What helped here was working on mock-ups of the equipment. 'The engineers rehearsed the operation, wearing full protective clothing, until they were extremely slick and could complete the task quickly,' explains Benest. Mock-ups have been invaluable to the project, he says, allowing the BNFL Environmental team to develop tools and techniques ahead of time, and helping operatives come to grips with the tricky handling procedures for each stage of the project.
Mock-ups are once again the key to the current activity, the dismantling of the core, which is made up of eight layers of interlocking graphite blocks, held together with steel restraint bands and interlaced with flux scanning tubes and thermocouple wires. The restraint bands have to be cut before any of the blocks can be removed, and this is being done with a reciprocating saw which clamps onto the bands.

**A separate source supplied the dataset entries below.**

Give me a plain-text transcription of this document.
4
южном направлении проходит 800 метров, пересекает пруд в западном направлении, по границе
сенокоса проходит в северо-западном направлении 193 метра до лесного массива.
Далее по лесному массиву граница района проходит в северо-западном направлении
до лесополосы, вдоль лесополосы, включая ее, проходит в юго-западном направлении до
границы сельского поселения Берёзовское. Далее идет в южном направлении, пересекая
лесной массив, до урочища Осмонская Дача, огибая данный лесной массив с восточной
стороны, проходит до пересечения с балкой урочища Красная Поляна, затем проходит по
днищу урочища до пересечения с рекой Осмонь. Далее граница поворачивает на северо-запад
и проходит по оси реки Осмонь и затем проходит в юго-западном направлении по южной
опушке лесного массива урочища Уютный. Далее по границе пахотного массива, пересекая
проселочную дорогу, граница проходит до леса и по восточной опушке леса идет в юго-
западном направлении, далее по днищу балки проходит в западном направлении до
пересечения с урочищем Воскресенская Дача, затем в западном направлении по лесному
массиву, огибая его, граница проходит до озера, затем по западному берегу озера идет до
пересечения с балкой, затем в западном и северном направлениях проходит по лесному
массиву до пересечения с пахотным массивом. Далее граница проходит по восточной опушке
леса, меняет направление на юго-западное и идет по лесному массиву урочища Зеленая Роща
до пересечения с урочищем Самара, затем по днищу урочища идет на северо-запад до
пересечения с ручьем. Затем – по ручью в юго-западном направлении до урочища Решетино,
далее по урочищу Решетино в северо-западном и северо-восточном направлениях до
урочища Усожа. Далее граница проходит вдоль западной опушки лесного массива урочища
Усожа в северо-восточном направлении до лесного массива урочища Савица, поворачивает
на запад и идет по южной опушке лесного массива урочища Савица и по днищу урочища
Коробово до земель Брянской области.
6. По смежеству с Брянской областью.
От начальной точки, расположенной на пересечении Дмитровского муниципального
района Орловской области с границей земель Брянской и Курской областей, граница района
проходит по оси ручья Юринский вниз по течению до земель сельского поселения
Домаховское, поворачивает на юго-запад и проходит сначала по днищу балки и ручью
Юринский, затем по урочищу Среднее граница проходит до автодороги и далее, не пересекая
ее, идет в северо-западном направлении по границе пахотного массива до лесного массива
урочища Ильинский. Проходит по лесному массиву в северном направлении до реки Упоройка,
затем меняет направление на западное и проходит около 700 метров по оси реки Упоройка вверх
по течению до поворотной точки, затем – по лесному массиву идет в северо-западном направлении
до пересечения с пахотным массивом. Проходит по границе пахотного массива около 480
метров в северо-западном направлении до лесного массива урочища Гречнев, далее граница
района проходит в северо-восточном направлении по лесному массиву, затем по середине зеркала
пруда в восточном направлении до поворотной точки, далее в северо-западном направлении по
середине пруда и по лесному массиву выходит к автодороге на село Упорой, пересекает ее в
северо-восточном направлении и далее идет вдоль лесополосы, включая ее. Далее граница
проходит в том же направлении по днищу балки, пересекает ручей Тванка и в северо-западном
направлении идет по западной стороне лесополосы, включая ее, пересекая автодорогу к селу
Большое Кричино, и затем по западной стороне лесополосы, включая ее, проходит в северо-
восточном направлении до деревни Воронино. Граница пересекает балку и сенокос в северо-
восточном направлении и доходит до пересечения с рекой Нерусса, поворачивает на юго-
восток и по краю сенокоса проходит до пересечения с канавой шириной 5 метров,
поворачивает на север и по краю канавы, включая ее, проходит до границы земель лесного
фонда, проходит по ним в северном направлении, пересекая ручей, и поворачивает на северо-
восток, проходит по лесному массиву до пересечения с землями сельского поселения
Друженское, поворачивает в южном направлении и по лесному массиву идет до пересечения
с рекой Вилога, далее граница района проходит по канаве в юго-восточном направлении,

The clamp, a two-piece steel structure, was designed in the mock-up stage, and is deployed by the robotic arm. Each block, 80cm long and weighing around 60kg, is removed using a ball grab - a metal post, studded with spring-loaded steel balls, which grip the inside hole running through the centre of the block. The grab, which is moved by an overhead crane, places the blocks inside the metal cages that fit into the concrete waste storage boxes, which are later filled with cement grouting and finally sealed with a layer of concrete.
Core removal is expected to take several more months and will create a large volume of intermediate-level nuclear waste, which is currently being stored in the former turbine hall of the AGR, a concrete-walled building. The boxes are to be stored there for at least 50 years, until a site for a permanent UK nuclear waste repository is chosen and the facility built. It could then be a further 50 years until the waste is transported to the facility.
The next phase in the decommissioning is the removal of the heat-shield around the core. This comprises three two-inch-thick layers of steel, loosely bolted together. These plates should simply lift out of the reactor, but the team has already developed two contingency plans - if they have stuck together, they will be jacked apart; and if this doesn't work, they'll be cut apart with a 0.25MW oxypropane cutting torch.
'We've found that developing contingency plans saves us a lot of time,' Benest says. 'It's good insurance, really - we don't have to stop completely to develop new methodologies and tooling.'
Once the heat shield is out of the way, the team will begin to cut up and remove the lower structures of the reactor, which supported the core, using a remote-controlled 0.25MW oxypropane cutting torch. Then it's the turn of the pressure vessel itself, made from carbon steel, varying from 44mm to 111mm thick, and surrounded by three layers of asbestos-rich cement insulation blocks, up to eight inches thick in total.
The presence of asbestos adds a further safety issue to the existing radiological risk. The team plans to use the oxypropane torch to cut through the vessel, but its 25-foot flame will be augmented by iron powder injection to allow it to cut through all the layers in a single pass.
Benest estimates that the project will be complete, with just the biological shield and the golf ball still standing, by the end of 2005. In all, the project will cost £80million. One of the most complex pieces of reverse engineering in history will be completed on time, and within budget.